Breaking away from family expectations

writing

What you once said to me? “No matter what you do in life, you will always be part of this family”…

Ah yes, the family.

The people that we will always be bonded with. No matter where we are in existence, no matter where we go they are always going to be as much a part of us as we are part of them.

I walk down the path that is called life and see many people along the way, some familiar, and some strangers. Yet the common eyes of those relations are always watching me, peering through the darkened shadows like moths attracted to the headlights of a flame.

From an unusually early age, I knew that I was referred to as what is commonly called “The Black Sheep of the family”. The one that feels like an outsider, different from the rest. Vocally I kept private and refrained from expressing this to anyone. Why? Simply because no matter what is said in family circles there is no such thing as a complete element of trust. So subconsciously I was aware from my earliest thought that I could not just simply be another part of this family. I had to be different.

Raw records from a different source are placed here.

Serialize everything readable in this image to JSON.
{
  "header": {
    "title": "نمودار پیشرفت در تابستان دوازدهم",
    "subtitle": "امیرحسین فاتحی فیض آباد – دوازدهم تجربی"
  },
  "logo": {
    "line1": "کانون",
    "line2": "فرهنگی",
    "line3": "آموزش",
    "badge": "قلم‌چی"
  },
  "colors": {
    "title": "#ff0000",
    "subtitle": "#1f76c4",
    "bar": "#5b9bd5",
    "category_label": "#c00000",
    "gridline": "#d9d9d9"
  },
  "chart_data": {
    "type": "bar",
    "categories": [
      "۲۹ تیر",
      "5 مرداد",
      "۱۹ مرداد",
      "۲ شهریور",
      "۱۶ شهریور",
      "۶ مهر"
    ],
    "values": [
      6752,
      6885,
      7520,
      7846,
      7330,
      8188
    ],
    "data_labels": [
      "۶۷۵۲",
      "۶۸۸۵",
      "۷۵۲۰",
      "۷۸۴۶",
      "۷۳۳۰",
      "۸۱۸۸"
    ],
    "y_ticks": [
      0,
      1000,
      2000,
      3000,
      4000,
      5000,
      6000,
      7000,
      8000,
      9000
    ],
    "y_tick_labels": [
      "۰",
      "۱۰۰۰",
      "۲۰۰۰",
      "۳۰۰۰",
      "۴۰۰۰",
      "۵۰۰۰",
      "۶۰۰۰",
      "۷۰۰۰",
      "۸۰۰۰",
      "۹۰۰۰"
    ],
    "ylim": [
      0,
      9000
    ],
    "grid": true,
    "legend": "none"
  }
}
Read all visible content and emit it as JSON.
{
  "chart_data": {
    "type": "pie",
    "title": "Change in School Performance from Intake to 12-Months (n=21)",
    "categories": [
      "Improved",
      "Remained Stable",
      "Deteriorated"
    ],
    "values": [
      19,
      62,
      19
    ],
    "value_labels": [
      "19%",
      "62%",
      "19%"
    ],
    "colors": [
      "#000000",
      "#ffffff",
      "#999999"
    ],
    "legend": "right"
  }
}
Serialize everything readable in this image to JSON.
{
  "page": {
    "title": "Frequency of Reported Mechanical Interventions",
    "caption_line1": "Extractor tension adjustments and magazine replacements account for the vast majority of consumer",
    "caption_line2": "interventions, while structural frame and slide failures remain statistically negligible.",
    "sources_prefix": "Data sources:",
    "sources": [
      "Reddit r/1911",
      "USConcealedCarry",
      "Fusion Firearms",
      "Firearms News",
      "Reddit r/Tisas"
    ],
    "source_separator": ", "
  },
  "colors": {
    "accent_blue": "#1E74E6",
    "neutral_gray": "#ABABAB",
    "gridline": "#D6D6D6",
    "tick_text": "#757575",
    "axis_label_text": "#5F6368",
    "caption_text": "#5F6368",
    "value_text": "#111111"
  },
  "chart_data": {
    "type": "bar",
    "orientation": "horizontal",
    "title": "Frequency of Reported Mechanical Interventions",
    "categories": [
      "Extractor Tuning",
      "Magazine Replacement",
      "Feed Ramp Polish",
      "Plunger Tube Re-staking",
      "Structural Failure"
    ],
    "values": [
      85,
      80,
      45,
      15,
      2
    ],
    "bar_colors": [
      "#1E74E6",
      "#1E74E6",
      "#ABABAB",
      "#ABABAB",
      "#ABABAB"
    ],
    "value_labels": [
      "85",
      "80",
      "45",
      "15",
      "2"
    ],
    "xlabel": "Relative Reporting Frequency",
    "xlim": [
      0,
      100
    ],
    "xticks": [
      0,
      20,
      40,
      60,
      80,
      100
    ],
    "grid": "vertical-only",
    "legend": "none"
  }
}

The greatest scientists have said that “the older we get the more we grow into our parents”, physically I agree, spiritually I don’t. You take each event that happened in my life, the joys and the pain you all put me through were carved into my heart with a blade called remembrance.

To you all each was nothing more than an event. A moment in time that was either pleasurable or forgettable. For it, was a lesson, a lesson that I swore I would learn from and if dishonest never pass on to my own children.

Lessons learnt, history never repeating itself.

Yet as, I scratch into the surface of my own human existence, it is evident that there are some secrets that I am now only learning about you that are inherent within my own genes.

Let’s be honest. I am no angel. Yet then again neither are you.

The betrayal, the cheating, lying and stealing that shape my dark soul may have been handed down after all.

Deep down you were never perfect but, I always held up the upmost respect for you all. Yet it seems that, underneath the surface, there is a familiar stain that darkened our family crest. Our Motto should be changed to “superbia est nostrum ruina” or “Pride is our downfall”.

Like me, you are only human, yet that’s where the similarities cease.

All this time in my own creation of segregation there has always been a target. That master stroke where I needed not only to move away from it all and become my own soul but create a new path for, the name we all live by.

For mistakes are the stepping stones our own experience and the errors our family made are my way to self-discovery.